No lo sé, Saab. Si alguien me hubiera
dicho qué día regresaba realmente, yo no habría cogido horas extra y no tendría
que trabajar.
-Pero,
¿a que te ha gustado la sorpresa?
-Sí,
ha estado genial-sonrió-. Puedo intentar librar, pero no sé si me saldrá bien.
¿Puedo intentar librar? Oh, no, a mí no
me servía que lo intentara. Yo quería
un compromiso en firme, a poder ser por escrito y firmado por varios testigos,
de que iba a ser mío al día siguiente también.
Pero,
como no había nadie mirándonos y no teníamos papel y lápiz, recurrí a una
técnica un poco más rudimentaria: le cogí el culo para frotarme contra él y le
di un beso invasivo, muy propio de las parejas de adolescentes repulsivas que
muestran en las películas de instituto americanas.
Para
cuando nos separamos, Alec estaba sin aliento.
-Voy
a librar-me prometió.
-Eso
me parecía-contesté, esbozando una sonrisa radiante.

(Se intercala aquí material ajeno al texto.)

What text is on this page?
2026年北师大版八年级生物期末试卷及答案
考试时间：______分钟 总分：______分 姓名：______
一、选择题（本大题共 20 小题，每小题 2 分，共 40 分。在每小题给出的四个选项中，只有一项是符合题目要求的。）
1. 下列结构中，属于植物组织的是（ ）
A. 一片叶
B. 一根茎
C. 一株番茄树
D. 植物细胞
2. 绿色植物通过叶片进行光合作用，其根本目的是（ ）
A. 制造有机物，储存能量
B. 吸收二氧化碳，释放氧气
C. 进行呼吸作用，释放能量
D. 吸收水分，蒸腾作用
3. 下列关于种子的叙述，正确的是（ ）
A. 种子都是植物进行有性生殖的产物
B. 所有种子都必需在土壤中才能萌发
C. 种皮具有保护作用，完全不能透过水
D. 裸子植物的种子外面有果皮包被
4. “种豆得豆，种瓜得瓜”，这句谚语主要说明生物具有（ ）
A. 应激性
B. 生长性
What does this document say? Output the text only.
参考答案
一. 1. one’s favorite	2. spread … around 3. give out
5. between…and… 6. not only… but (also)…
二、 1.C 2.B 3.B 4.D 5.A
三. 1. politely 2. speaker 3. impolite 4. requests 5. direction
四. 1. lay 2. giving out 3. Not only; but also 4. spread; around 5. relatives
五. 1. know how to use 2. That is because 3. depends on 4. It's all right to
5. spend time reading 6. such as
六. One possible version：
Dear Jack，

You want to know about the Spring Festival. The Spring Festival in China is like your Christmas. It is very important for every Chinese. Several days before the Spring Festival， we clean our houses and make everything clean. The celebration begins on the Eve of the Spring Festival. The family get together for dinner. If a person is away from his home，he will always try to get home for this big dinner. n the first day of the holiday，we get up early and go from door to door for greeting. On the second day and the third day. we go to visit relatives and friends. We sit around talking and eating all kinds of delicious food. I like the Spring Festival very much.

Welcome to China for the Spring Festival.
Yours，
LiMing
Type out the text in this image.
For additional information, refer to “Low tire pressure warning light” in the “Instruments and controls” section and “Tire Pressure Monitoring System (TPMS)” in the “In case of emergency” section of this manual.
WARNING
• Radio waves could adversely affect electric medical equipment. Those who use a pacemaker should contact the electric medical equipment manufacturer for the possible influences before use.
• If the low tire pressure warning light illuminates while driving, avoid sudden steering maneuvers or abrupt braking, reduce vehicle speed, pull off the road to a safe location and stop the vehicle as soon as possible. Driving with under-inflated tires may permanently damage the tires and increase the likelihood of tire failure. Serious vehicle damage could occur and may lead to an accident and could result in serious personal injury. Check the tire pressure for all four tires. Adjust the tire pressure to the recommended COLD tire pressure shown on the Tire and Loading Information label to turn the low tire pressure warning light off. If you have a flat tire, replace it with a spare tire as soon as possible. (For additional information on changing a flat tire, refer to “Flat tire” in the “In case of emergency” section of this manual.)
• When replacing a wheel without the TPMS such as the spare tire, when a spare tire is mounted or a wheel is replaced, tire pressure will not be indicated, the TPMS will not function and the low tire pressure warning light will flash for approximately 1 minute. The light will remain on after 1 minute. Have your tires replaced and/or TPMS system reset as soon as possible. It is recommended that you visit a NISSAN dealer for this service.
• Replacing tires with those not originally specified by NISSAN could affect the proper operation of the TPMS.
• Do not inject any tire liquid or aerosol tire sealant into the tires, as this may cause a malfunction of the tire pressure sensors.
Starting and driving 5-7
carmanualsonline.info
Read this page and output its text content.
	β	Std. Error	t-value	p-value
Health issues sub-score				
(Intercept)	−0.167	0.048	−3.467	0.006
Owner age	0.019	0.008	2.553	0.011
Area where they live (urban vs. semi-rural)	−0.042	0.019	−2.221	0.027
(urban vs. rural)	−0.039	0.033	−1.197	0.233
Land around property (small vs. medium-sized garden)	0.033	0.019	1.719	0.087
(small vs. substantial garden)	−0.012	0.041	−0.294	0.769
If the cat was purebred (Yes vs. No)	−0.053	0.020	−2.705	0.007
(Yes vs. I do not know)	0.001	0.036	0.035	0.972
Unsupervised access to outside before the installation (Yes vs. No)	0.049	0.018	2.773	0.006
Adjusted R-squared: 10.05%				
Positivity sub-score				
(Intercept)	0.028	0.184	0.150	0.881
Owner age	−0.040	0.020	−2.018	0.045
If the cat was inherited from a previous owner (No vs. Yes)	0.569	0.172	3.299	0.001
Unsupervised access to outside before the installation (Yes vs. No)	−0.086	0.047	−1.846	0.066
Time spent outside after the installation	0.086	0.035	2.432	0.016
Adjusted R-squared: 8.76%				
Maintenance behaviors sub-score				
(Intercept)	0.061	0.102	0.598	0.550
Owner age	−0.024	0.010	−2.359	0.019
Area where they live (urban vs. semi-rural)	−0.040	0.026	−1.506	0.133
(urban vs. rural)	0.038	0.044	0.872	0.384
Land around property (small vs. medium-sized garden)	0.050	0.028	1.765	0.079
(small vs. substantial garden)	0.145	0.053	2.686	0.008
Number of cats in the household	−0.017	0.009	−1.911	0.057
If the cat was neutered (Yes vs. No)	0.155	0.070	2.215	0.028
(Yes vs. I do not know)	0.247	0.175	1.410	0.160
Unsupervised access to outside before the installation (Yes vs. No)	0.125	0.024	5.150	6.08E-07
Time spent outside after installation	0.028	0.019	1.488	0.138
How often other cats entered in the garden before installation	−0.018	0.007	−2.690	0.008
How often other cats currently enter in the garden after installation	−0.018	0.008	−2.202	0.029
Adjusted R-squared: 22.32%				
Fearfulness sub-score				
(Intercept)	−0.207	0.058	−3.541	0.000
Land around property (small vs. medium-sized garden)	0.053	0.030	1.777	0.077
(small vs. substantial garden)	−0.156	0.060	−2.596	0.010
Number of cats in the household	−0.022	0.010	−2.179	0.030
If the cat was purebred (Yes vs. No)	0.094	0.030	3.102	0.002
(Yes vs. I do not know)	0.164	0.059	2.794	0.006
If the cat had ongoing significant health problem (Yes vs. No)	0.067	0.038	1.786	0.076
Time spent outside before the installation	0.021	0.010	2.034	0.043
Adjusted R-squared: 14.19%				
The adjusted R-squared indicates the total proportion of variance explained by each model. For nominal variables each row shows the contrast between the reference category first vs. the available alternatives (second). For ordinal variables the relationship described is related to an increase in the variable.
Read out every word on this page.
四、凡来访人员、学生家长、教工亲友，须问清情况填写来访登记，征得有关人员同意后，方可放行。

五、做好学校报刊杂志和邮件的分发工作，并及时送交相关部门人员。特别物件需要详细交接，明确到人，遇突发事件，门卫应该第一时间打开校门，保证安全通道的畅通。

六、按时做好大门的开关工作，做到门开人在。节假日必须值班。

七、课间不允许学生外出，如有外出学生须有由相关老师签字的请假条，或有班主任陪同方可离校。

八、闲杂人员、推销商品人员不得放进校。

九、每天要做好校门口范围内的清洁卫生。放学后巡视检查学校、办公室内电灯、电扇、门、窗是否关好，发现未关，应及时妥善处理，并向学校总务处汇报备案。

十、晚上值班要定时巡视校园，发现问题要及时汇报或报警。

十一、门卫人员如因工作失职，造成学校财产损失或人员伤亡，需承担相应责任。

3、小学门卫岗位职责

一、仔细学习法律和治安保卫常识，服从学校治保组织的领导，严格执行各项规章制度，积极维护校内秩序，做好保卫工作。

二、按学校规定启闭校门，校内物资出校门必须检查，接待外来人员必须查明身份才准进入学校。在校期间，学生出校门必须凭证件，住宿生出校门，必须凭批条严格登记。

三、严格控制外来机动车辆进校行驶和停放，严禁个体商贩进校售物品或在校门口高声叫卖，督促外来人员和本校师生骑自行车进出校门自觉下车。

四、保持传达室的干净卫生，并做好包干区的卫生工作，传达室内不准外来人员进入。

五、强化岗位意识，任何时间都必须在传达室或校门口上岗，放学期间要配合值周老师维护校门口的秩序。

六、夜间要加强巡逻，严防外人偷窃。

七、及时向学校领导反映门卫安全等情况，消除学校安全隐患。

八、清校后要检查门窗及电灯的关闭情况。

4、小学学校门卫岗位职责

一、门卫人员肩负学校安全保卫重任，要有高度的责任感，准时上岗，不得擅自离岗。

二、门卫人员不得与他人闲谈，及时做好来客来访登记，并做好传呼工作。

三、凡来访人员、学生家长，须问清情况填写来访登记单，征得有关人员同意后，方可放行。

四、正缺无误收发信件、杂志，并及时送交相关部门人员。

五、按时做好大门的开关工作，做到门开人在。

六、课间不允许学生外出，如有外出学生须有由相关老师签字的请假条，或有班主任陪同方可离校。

Abrí la puerta de mi casa
y me di un paso hacia el interior.
-¿Me
das otro así?-me pidió, y mi sonrisa se amplió un poco más.
-Mañana-le
prometí, antes de cerrarle la puerta en las narices.
Apenas
cinco minutos después de que él se fuera, yo ya estaba contándole a Amoke toda
la noche con él, detalles cochinos incluidos. Momo gritaba, reía y jadeaba con
cada cosa que yo le contaba, y protestó sonoramente cuando la puse en espera un
segundo para mirar un mensaje que acababa de recibir.
Era
de Eleanor.
Saab, ¿sabes dónde se hizo tu hermano el
piercing? Es que quiero hacerme uno y darle una sorpresa.
La
bruma de una idea comenzó a tomar forma en mi interior.
No
necesité ni un minuto para pensar en lo que estaba a punto de hacer. No soy una
persona impulsiva, pero ese día estaba irreconocible. Me había dejado llevar
por lo que me había pedido el cuerpo en cada momento, y me había salido bien.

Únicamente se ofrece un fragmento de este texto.